The marmalade glaze on the tofu really amped the recipe up a notch or two as well. On dark and dreary days (or rainy, at least), sometimes you just want a pick-me-up. This recipe is bound to do it. From the bright, fun tofu (not that regular white tofu won’t be grand in the recipe too!) to the roasted orange glaze to the bed of spinach and quinoa that the tofu rested on–it’s simply a winner. And don’t slack off, be sure to add the carrots and cashews on top. They add the perfect little punch of texture and crunch to the entire dish.
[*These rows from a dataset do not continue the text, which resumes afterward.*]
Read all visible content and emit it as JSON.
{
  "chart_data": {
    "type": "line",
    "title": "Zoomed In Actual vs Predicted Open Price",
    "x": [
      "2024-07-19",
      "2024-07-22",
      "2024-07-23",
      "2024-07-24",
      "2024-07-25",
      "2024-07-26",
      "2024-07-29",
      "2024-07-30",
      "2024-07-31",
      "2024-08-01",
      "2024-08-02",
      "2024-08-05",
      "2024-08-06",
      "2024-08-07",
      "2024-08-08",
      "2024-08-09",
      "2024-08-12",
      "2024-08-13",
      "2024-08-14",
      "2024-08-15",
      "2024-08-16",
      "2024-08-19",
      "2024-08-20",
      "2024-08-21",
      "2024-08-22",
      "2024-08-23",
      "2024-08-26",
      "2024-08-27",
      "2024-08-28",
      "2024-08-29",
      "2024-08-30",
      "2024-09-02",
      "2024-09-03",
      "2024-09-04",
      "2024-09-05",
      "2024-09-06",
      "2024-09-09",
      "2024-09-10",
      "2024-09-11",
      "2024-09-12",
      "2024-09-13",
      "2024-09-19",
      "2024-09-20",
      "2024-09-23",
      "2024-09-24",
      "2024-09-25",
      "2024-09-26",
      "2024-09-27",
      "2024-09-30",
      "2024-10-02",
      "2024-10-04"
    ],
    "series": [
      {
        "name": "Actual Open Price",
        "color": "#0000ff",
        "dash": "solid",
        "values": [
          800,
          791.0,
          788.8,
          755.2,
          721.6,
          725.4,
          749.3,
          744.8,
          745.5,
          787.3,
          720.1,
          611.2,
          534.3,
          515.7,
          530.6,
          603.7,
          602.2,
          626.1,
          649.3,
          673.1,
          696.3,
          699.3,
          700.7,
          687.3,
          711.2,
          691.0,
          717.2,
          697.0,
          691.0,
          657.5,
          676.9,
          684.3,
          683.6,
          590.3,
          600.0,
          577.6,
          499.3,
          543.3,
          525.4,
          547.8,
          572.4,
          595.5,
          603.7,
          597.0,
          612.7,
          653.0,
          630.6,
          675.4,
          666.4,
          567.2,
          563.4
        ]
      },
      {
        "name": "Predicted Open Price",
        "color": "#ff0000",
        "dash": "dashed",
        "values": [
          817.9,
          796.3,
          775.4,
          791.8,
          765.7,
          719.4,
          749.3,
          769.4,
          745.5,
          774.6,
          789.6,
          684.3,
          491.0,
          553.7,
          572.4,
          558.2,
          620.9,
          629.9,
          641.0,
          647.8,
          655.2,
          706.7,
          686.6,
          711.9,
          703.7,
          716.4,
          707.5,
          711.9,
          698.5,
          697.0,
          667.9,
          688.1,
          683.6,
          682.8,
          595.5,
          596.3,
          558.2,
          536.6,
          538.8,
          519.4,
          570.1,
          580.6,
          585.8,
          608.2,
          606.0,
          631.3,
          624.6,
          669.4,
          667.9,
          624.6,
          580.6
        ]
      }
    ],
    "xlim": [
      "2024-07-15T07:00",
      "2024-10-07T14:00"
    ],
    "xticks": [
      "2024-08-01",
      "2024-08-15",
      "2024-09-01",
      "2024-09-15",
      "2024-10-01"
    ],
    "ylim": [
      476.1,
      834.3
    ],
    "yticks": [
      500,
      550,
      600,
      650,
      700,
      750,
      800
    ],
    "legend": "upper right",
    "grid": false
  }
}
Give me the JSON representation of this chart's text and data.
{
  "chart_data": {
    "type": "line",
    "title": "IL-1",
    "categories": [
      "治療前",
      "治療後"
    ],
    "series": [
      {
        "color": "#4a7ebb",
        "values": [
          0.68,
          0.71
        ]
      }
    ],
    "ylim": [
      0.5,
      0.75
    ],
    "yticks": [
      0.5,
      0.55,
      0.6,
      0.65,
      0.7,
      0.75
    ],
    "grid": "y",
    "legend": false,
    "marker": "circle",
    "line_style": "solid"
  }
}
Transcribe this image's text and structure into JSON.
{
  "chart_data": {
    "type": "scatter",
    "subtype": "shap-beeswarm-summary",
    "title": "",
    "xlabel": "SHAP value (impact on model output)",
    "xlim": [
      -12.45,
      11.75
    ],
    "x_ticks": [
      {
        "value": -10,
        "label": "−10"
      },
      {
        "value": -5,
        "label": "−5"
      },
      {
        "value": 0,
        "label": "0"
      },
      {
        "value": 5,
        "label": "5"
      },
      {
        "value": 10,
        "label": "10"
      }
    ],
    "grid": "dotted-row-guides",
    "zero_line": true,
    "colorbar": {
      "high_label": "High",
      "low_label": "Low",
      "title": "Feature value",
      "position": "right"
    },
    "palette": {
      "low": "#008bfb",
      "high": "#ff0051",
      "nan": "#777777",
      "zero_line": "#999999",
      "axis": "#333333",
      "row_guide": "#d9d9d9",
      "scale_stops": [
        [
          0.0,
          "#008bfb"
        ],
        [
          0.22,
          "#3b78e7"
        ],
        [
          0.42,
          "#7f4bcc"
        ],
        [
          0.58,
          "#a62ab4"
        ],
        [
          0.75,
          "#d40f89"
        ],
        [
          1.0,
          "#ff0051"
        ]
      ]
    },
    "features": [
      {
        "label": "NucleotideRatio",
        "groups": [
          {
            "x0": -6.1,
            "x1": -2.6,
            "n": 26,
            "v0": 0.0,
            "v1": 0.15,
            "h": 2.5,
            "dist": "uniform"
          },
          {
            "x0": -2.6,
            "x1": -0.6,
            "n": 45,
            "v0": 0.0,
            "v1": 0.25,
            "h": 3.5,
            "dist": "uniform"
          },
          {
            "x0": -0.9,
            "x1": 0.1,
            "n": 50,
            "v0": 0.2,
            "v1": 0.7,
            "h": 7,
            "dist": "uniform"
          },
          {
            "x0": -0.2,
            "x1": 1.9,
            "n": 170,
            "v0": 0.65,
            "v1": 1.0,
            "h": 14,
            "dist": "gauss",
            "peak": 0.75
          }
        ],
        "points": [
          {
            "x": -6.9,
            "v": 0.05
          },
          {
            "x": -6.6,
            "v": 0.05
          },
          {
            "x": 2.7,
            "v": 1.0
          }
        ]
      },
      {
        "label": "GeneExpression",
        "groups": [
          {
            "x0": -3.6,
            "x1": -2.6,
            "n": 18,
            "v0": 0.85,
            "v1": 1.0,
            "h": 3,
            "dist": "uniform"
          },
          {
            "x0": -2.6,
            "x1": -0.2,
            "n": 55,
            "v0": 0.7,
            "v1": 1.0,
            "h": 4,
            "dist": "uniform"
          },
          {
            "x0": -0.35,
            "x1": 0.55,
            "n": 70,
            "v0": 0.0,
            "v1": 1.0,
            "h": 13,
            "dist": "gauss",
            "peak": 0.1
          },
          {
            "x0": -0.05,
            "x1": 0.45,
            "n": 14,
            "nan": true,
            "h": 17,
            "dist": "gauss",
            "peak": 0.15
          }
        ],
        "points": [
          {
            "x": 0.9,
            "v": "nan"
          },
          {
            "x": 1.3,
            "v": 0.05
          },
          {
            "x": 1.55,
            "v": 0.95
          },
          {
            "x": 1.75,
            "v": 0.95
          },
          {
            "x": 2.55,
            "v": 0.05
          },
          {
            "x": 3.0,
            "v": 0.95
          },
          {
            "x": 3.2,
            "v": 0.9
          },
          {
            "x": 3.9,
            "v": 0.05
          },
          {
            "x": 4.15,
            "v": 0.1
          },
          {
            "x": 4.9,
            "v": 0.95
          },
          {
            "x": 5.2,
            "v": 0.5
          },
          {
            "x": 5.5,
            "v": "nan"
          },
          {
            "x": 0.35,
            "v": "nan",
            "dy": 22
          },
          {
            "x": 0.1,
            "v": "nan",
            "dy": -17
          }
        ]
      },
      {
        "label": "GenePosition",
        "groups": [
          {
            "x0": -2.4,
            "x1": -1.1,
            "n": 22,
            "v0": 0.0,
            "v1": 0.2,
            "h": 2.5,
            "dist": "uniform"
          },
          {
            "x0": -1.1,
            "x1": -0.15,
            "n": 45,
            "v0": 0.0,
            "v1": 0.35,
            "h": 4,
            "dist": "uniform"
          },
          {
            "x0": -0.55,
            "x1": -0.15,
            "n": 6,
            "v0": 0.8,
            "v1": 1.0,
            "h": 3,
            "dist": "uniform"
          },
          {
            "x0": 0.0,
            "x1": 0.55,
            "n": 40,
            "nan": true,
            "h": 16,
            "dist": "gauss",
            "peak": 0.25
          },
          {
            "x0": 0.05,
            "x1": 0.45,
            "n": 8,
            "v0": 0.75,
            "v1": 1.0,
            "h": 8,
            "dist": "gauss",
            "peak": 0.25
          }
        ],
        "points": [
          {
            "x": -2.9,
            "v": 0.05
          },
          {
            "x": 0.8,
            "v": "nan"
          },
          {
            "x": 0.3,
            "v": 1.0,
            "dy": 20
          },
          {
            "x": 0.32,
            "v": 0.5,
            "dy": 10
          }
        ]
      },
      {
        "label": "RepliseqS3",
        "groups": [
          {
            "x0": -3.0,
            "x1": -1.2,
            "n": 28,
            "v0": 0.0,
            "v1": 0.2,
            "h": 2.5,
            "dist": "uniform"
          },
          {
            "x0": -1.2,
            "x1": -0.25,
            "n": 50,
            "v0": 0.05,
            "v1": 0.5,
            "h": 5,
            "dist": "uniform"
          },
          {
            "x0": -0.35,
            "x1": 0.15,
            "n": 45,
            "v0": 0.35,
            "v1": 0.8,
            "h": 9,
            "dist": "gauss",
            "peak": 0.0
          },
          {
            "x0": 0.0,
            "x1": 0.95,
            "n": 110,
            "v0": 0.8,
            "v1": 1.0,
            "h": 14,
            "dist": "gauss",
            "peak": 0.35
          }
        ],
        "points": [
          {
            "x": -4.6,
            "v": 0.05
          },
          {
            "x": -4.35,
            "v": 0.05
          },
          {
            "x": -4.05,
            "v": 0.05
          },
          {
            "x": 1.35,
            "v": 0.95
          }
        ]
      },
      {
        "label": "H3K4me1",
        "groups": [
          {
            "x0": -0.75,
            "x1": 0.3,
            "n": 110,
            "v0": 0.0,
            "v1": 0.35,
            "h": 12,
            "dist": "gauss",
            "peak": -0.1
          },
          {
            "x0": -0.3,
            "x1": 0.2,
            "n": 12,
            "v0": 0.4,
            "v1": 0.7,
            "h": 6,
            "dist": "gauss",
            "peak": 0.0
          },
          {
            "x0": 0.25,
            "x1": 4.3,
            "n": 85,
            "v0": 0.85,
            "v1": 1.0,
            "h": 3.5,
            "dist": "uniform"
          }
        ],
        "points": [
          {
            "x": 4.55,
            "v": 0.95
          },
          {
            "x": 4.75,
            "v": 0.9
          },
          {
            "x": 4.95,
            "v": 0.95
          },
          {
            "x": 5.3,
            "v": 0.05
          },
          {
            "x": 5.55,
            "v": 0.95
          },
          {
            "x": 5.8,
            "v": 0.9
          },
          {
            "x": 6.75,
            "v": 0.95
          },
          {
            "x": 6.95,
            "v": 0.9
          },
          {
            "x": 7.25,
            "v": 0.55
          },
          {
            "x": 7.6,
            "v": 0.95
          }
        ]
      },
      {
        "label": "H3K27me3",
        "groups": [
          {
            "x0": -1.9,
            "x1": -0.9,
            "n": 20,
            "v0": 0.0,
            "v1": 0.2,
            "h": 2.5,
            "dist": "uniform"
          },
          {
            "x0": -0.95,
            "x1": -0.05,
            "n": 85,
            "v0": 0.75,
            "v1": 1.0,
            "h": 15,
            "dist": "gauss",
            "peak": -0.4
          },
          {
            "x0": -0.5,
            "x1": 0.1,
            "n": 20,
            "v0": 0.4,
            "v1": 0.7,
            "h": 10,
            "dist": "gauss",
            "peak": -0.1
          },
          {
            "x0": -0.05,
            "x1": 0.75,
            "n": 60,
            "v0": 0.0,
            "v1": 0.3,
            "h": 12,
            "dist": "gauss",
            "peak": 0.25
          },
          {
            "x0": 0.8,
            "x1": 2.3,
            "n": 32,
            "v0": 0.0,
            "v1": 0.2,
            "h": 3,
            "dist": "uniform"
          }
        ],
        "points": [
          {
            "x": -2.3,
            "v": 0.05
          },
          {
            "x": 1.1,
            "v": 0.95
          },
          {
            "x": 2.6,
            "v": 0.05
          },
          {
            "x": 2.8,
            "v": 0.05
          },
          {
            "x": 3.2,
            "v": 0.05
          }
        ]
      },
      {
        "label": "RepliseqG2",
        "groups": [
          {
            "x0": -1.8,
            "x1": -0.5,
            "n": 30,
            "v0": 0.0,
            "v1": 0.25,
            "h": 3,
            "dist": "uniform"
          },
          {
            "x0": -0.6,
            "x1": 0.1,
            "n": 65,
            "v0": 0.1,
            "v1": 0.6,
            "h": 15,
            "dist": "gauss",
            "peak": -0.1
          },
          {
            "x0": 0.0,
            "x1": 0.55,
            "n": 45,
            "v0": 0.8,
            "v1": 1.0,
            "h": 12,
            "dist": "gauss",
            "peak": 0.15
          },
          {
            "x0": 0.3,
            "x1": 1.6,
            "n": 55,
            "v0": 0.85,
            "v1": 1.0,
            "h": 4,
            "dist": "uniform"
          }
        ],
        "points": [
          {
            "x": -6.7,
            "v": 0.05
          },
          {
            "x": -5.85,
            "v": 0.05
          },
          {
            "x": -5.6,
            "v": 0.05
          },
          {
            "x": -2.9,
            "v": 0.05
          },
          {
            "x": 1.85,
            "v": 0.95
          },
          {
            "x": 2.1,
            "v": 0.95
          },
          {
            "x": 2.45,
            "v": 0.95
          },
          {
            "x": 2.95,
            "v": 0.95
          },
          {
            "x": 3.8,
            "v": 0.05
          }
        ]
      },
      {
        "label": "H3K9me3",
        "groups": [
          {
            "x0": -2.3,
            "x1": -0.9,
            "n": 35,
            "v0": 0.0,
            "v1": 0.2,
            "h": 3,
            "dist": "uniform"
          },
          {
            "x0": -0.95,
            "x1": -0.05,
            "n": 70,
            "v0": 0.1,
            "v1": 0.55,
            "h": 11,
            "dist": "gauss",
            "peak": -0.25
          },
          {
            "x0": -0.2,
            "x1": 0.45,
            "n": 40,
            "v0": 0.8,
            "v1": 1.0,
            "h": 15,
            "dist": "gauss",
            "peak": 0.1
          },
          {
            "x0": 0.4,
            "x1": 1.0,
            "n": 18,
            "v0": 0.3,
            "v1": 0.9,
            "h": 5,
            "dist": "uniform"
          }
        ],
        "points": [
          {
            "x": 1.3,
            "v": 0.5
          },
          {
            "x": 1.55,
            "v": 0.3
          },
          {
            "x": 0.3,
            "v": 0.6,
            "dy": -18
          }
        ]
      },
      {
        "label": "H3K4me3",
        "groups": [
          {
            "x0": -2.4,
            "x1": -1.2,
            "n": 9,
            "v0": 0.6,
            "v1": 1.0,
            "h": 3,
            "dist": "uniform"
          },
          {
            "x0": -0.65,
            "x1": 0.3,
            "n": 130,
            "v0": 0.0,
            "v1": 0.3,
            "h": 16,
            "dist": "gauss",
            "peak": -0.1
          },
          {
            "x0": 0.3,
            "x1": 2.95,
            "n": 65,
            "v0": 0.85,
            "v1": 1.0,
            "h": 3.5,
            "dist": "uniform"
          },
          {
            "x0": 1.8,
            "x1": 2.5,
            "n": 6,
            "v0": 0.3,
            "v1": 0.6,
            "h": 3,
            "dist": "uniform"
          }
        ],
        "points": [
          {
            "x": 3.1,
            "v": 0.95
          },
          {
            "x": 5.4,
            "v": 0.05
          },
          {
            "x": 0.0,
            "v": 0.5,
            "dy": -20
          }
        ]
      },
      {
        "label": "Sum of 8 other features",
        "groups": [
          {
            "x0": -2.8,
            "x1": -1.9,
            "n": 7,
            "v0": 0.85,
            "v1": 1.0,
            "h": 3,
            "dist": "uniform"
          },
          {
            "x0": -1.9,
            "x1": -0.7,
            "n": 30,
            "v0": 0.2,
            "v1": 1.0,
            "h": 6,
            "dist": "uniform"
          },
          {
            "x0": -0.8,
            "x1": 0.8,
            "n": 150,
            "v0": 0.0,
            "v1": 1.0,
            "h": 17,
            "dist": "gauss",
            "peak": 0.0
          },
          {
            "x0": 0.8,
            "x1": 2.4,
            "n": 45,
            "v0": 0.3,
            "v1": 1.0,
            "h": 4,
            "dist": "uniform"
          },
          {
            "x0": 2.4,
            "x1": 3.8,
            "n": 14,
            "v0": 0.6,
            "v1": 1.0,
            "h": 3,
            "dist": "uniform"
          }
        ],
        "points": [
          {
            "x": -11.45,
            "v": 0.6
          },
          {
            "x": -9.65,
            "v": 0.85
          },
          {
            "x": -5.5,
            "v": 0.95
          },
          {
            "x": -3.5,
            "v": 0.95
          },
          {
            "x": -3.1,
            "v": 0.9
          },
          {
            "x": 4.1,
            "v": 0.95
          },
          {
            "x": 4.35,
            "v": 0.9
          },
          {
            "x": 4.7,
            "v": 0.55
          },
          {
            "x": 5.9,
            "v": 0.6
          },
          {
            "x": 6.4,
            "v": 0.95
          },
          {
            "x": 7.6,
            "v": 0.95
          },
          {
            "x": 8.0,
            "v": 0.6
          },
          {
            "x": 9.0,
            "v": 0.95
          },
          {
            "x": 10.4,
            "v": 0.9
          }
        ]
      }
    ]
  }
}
adapted slightly from Food Republic
1 block of extra firm tofu
For the Marinade:
1/4 c orange juice
1 tsp lemon juice
1 tbsp Bragg’s Amino Acids
1/2 c orange marmalade
1 tbsp Dijon mustard
1/2 tsp dried tarragon
For the Topping:
1 tbsp coconut oil, melted
2 carrots, peeled and cut into strips
2 cloves garlic, minced
1 inch fresh ginger, peeled and minced
1/2 c cashews
1 tsp curry powder
Preheat the oven to 425 F.
Cut each block of tofu into 1/2″ slices crosswise. Blot well between several layers of paper towel or a clean tea towel.
Combine orange juice, lemon juice, Bragg’s, marmalade, mustard, tarragon, and a pinch of fresh black pepper in a small bowl. Whisk.
Arrange the tofu in a single layer on a parchment-lined roasting pan. Spoon the marinade generously over the surface of the tofu. Roast for 15 minutes, or until the tofu begins to turn golden.
Carefully flip the tofu with a spatula, and spoon more marinade over the surface (you will likely have a bit left over). Roast for 15 minutes longer, or until the tofu is firm and golden.
Meanwhile, heat the oil in a small skillet. Add the carrots, garlic, ginger, and cashews, and sauté over medium heat, stirring frequently, until both are golden. Stir in the curry powder and remove from the heat.
When the tofu is done, sprinkle the carrot-nut mixture over the tofu and serve with grain and green of choice (I used quinoa and spinach sauteed in oil with some garlic).